フェリス女学院中学校・高等学校(横浜市)は2026年7月、中学3年生を対象とした2日間の理科研修を三浦半島で実施した。この研修は、教室で学んだ知識を実際の自然環境の中で確かめることを目的としており、生徒たちは海の生物や地層の観察を通じて、教科書だけでは得られない体験学習に取り組んだ。
1日目:天神島で海洋生物の観察
研修1日目は、三浦半島西側に位置する天神島(神奈川県横須賀市)の海岸を訪れた。

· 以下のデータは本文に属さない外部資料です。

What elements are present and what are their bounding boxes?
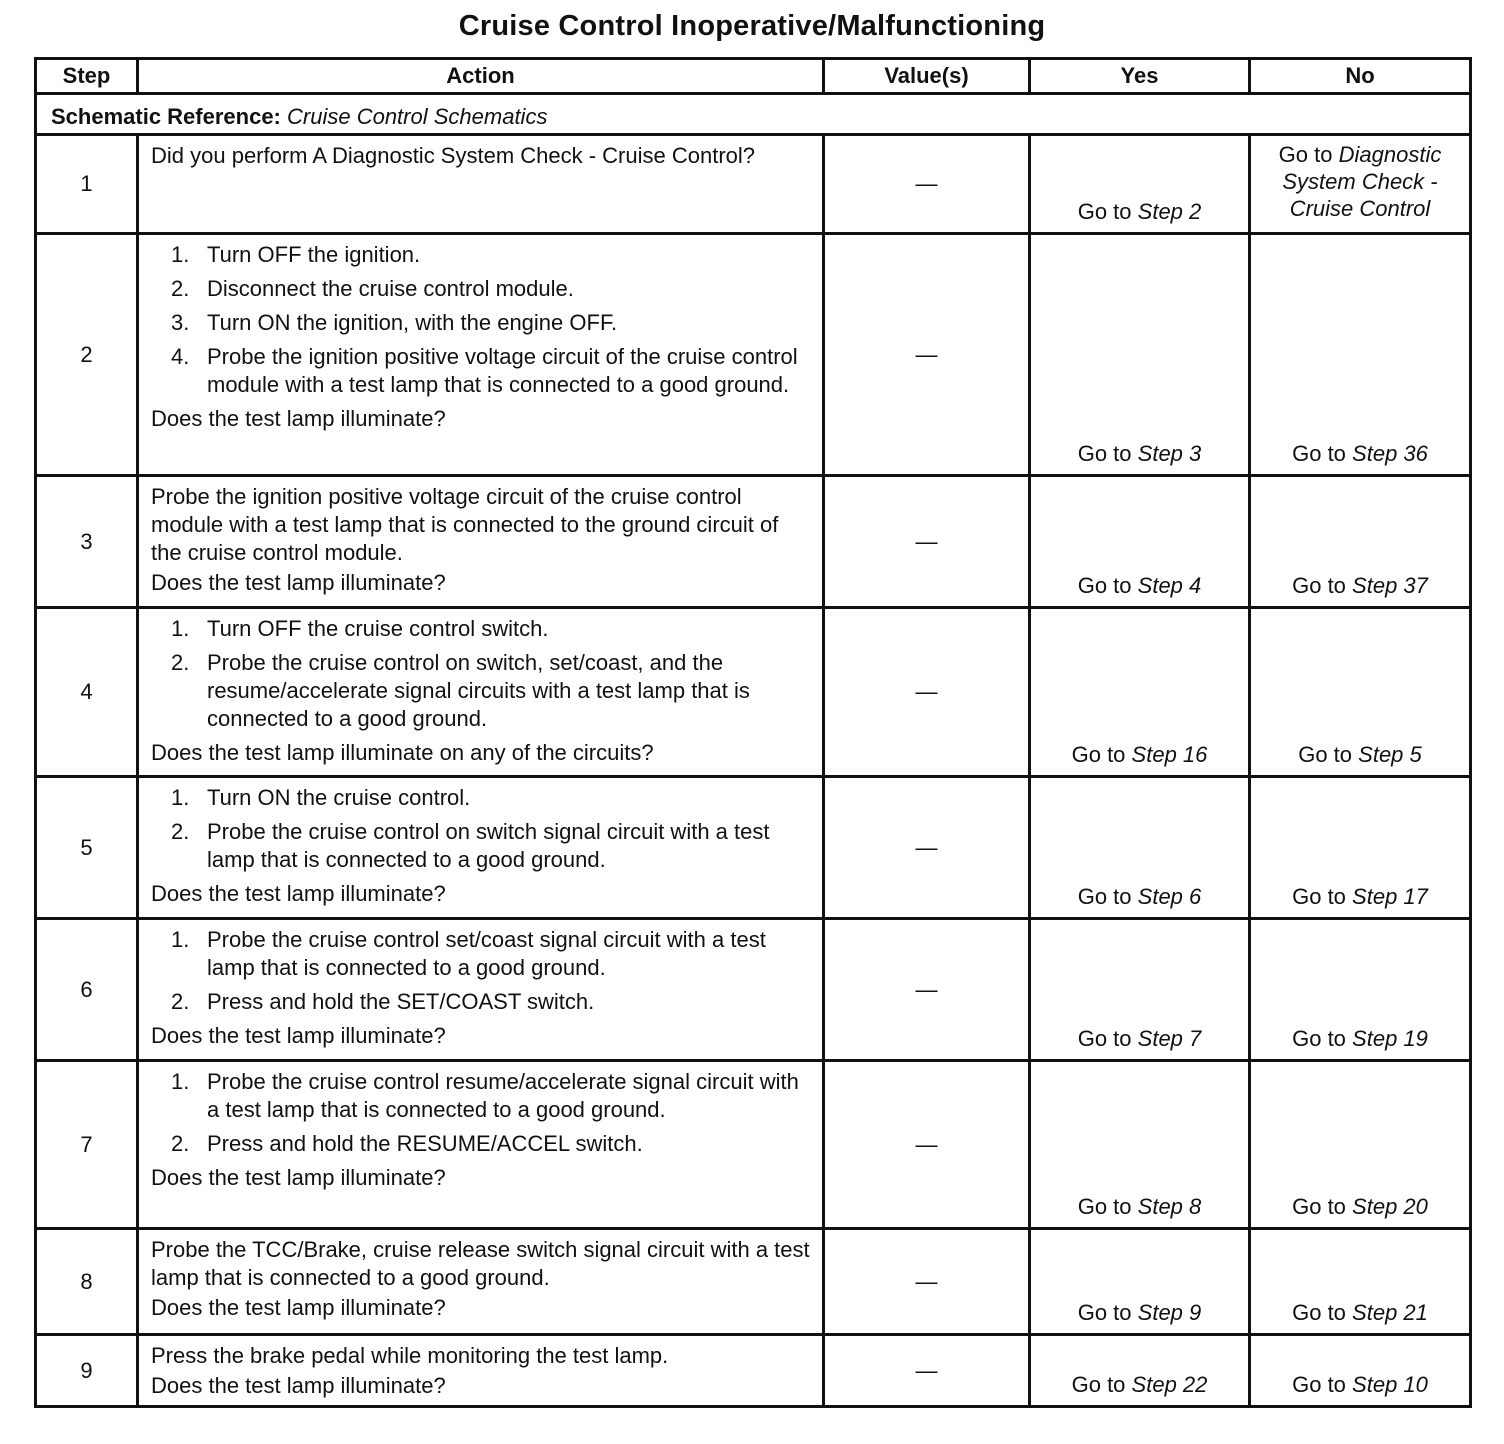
yes-cell <box>1030 1061 1250 1229</box>
yes-cell <box>1030 777 1250 919</box>
value-cell: — <box>824 777 1030 919</box>
action-cell <box>138 777 824 919</box>
action-cell <box>138 1335 824 1407</box>
action-question: Does the test lamp illuminate? <box>151 406 446 431</box>
schematic-label: Schematic Reference: <box>51 104 281 129</box>
header-row <box>36 59 1471 94</box>
no-cell <box>1250 919 1471 1061</box>
table-row <box>36 1229 1471 1335</box>
value-cell: — <box>824 135 1030 234</box>
action-cell <box>138 234 824 476</box>
yes-target: Step 16 <box>1131 742 1208 767</box>
action-list <box>151 615 810 733</box>
action-cell <box>138 1229 824 1335</box>
action-item: 3. Turn ON the ignition, with the engine OFF. <box>171 310 618 335</box>
goto-label: Go to <box>1077 573 1132 598</box>
goto-label: Go to <box>1077 441 1132 466</box>
action-cell <box>138 919 824 1061</box>
yes-target: Step 9 <box>1137 1300 1202 1325</box>
table-row <box>36 919 1471 1061</box>
action-question: Does the test lamp illuminate? <box>151 881 446 906</box>
no-cell <box>1250 1335 1471 1407</box>
action-item: 1. Turn OFF the ignition. <box>171 242 421 267</box>
goto-label: Go to <box>1292 1194 1346 1219</box>
value-cell: — <box>824 476 1030 608</box>
action-item: 2. Press and hold the SET/COAST switch. <box>171 989 595 1014</box>
no-target: Cruise Control <box>1289 195 1431 221</box>
action-question: Does the test lamp illuminate? <box>151 1023 446 1048</box>
no-cell <box>1250 476 1471 608</box>
action-question: Does the test lamp illuminate? <box>151 1373 446 1398</box>
step-number: 7 <box>36 1061 138 1229</box>
yes-target: Step 8 <box>1137 1194 1202 1219</box>
action-text: Press the brake pedal while monitoring the test lamp. <box>151 1343 669 1368</box>
action-cell <box>138 608 824 777</box>
step-number: 6 <box>36 919 138 1061</box>
yes-cell <box>1030 1229 1250 1335</box>
action-list <box>151 241 810 399</box>
goto-label: Go to <box>1292 1026 1346 1051</box>
diagnostic-table <box>34 57 1472 1408</box>
step-number: 2 <box>36 234 138 476</box>
yes-cell <box>1030 476 1250 608</box>
value-cell: — <box>824 1335 1030 1407</box>
step-number: 9 <box>36 1335 138 1407</box>
no-cell <box>1250 608 1471 777</box>
no-target: Step 37 <box>1352 573 1428 598</box>
action-text: Did you perform A Diagnostic System Check - Cruise Control? <box>151 143 756 168</box>
no-target: Step 21 <box>1352 1300 1428 1325</box>
table-row <box>36 608 1471 777</box>
no-target: Step 19 <box>1352 1026 1428 1051</box>
goto-label: Go to <box>1292 573 1346 598</box>
action-item: 2. Disconnect the cruise control module. <box>171 276 574 301</box>
goto-label: Go to <box>1077 1300 1132 1325</box>
table-row <box>36 234 1471 476</box>
schematic-row <box>36 94 1471 135</box>
action-item: 2. Probe the cruise control on switch signal circuit with a test lamp that is connected to a good ground. <box>171 819 770 872</box>
action-cell <box>138 135 824 234</box>
goto-label: Go to <box>1077 884 1132 909</box>
step-number: 3 <box>36 476 138 608</box>
header-values: Value(s) <box>824 59 1030 94</box>
action-question: Does the test lamp illuminate on any of the circuits? <box>151 740 654 765</box>
no-cell <box>1250 777 1471 919</box>
header-action: Action <box>138 59 824 94</box>
action-item: 1. Probe the cruise control set/coast signal circuit with a test lamp that is connected to a good ground. <box>171 927 766 980</box>
goto-label: Go to <box>1077 1026 1132 1051</box>
goto-label: Go to <box>1077 199 1132 224</box>
no-cell <box>1250 234 1471 476</box>
step-number: 8 <box>36 1229 138 1335</box>
goto-label: Go to <box>1292 441 1346 466</box>
action-item: 4. Probe the ignition positive voltage circuit of the cruise control module with a test lamp that is connected to a good ground. <box>171 344 798 397</box>
no-target: Step 20 <box>1352 1194 1428 1219</box>
goto-label: Go to <box>1077 1194 1132 1219</box>
step-number: 4 <box>36 608 138 777</box>
action-item: 1. Turn ON the cruise control. <box>171 785 471 810</box>
value-cell: — <box>824 919 1030 1061</box>
action-list <box>151 784 810 874</box>
action-item: 2. Press and hold the RESUME/ACCEL switch. <box>171 1131 643 1156</box>
value-cell: — <box>824 1229 1030 1335</box>
step-number: 5 <box>36 777 138 919</box>
yes-target: Step 3 <box>1137 441 1202 466</box>
goto-label: Go to <box>1278 141 1333 167</box>
yes-target: Step 2 <box>1137 199 1202 224</box>
schematic-reference <box>36 94 1471 135</box>
action-text: Probe the ignition positive voltage circuit of the cruise control module with a test lamp that is connected to the ground circuit of the cruise control module. <box>151 484 779 565</box>
no-target: Step 5 <box>1358 742 1422 767</box>
table-row <box>36 476 1471 608</box>
yes-target: Step 4 <box>1137 573 1202 598</box>
page-title: Cruise Control Inoperative/Malfunctioning <box>458 10 1046 42</box>
schematic-link: Cruise Control Schematics <box>287 104 548 129</box>
action-question: Does the test lamp illuminate? <box>151 1165 446 1190</box>
action-cell <box>138 1061 824 1229</box>
action-list <box>151 926 810 1016</box>
goto-label: Go to <box>1071 742 1126 767</box>
table-row <box>36 135 1471 234</box>
action-text: Probe the TCC/Brake, cruise release switch signal circuit with a test lamp that is connected to a good ground. <box>151 1237 810 1290</box>
action-question: Does the test lamp illuminate? <box>151 570 446 595</box>
yes-cell <box>1030 234 1250 476</box>
goto-label: Go to <box>1292 884 1346 909</box>
goto-label: Go to <box>1292 1372 1346 1397</box>
yes-target: Step 7 <box>1137 1026 1202 1051</box>
no-target: Step 10 <box>1352 1372 1428 1397</box>
value-cell: — <box>824 1061 1030 1229</box>
yes-cell <box>1030 608 1250 777</box>
no-cell <box>1250 1229 1471 1335</box>
action-cell <box>138 476 824 608</box>
action-question: Does the test lamp illuminate? <box>151 1295 446 1320</box>
action-item: 2. Probe the cruise control on switch, set/coast, and the resume/accelerate signal circuits with a test lamp that is connected to a good ground. <box>171 650 750 731</box>
header-step: Step <box>36 59 138 94</box>
yes-cell <box>1030 1335 1250 1407</box>
no-target: Step 36 <box>1352 441 1428 466</box>
header-no: No <box>1250 59 1471 94</box>
goto-label: Go to <box>1292 1300 1346 1325</box>
yes-target: Step 22 <box>1131 1372 1208 1397</box>
yes-target: Step 6 <box>1137 884 1202 909</box>
no-target: Step 17 <box>1352 884 1428 909</box>
header-yes: Yes <box>1030 59 1250 94</box>
value-cell: — <box>824 608 1030 777</box>
value-cell: — <box>824 234 1030 476</box>
table-row <box>36 777 1471 919</box>
no-cell <box>1250 135 1471 234</box>
table-row <box>36 1335 1471 1407</box>
action-list <box>151 1068 810 1158</box>
no-cell <box>1250 1061 1471 1229</box>
no-target: System Check - <box>1282 168 1438 194</box>
no-target: Diagnostic <box>1338 141 1442 167</box>
yes-cell <box>1030 135 1250 234</box>
goto-label: Go to <box>1298 742 1353 767</box>
yes-cell <box>1030 919 1250 1061</box>
goto-label: Go to <box>1071 1372 1126 1397</box>
action-item: 1. Turn OFF the cruise control switch. <box>171 616 549 641</box>
action-item: 1. Probe the cruise control resume/accelerate signal circuit with a test lamp that is connected to a good ground. <box>171 1069 799 1122</box>
step-number: 1 <box>36 135 138 234</box>
table-row <box>36 1061 1471 1229</box>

生徒たちは潮だまりや岩場で、ナマコやクモヒトデ、アメフラシなど多様な海洋生物を観察。実際に触れたり、動きを観察したりすることで、生物の生態や特徴について理解を深めた。教員の指導のもと、生徒たちは熱心にスケッチやメモを取り、生物の分類や行動について議論する様子も見られた。
2日目:荒崎公園で地層観察と博物館見学
2日目は午前中に荒崎公園(同)を訪れ、地層や地形の観察を行った。三浦半島は複雑な地質構造を持ち、荒崎公園では断層や褶曲(しゅうきょく)した地層を間近で見ることができる。生徒たちは地層の傾きや構成岩石を調べ、地域の地質学的な歴史について学んだ。午後には横須賀市自然・人文博物館を訪問し、展示物を見学。館内の解説や標本を通じて、午前中のフィールドワークで得た知識を整理し、さらに深い理解を得た。
授業と実践の架け橋
今回の研修は、中学3年生の理科の授業で学んだ内容を実地で確認する重要な機会となった。フェリス女学院では、教室での学習とフィールドワークを組み合わせることで、生徒の科学的な思考力や観察力を養う教育を重視している。参加した生徒は「教科書で見ただけの生物を実際に見て、触れることができてとても勉強になった」「地層の観察では、地球の長い歴史を感じることができた」と感想を述べた。
同校は今後も、このような体験型の学習プログラムを通じて、生徒の興味や探究心を引き出す教育を継続していく方針だ。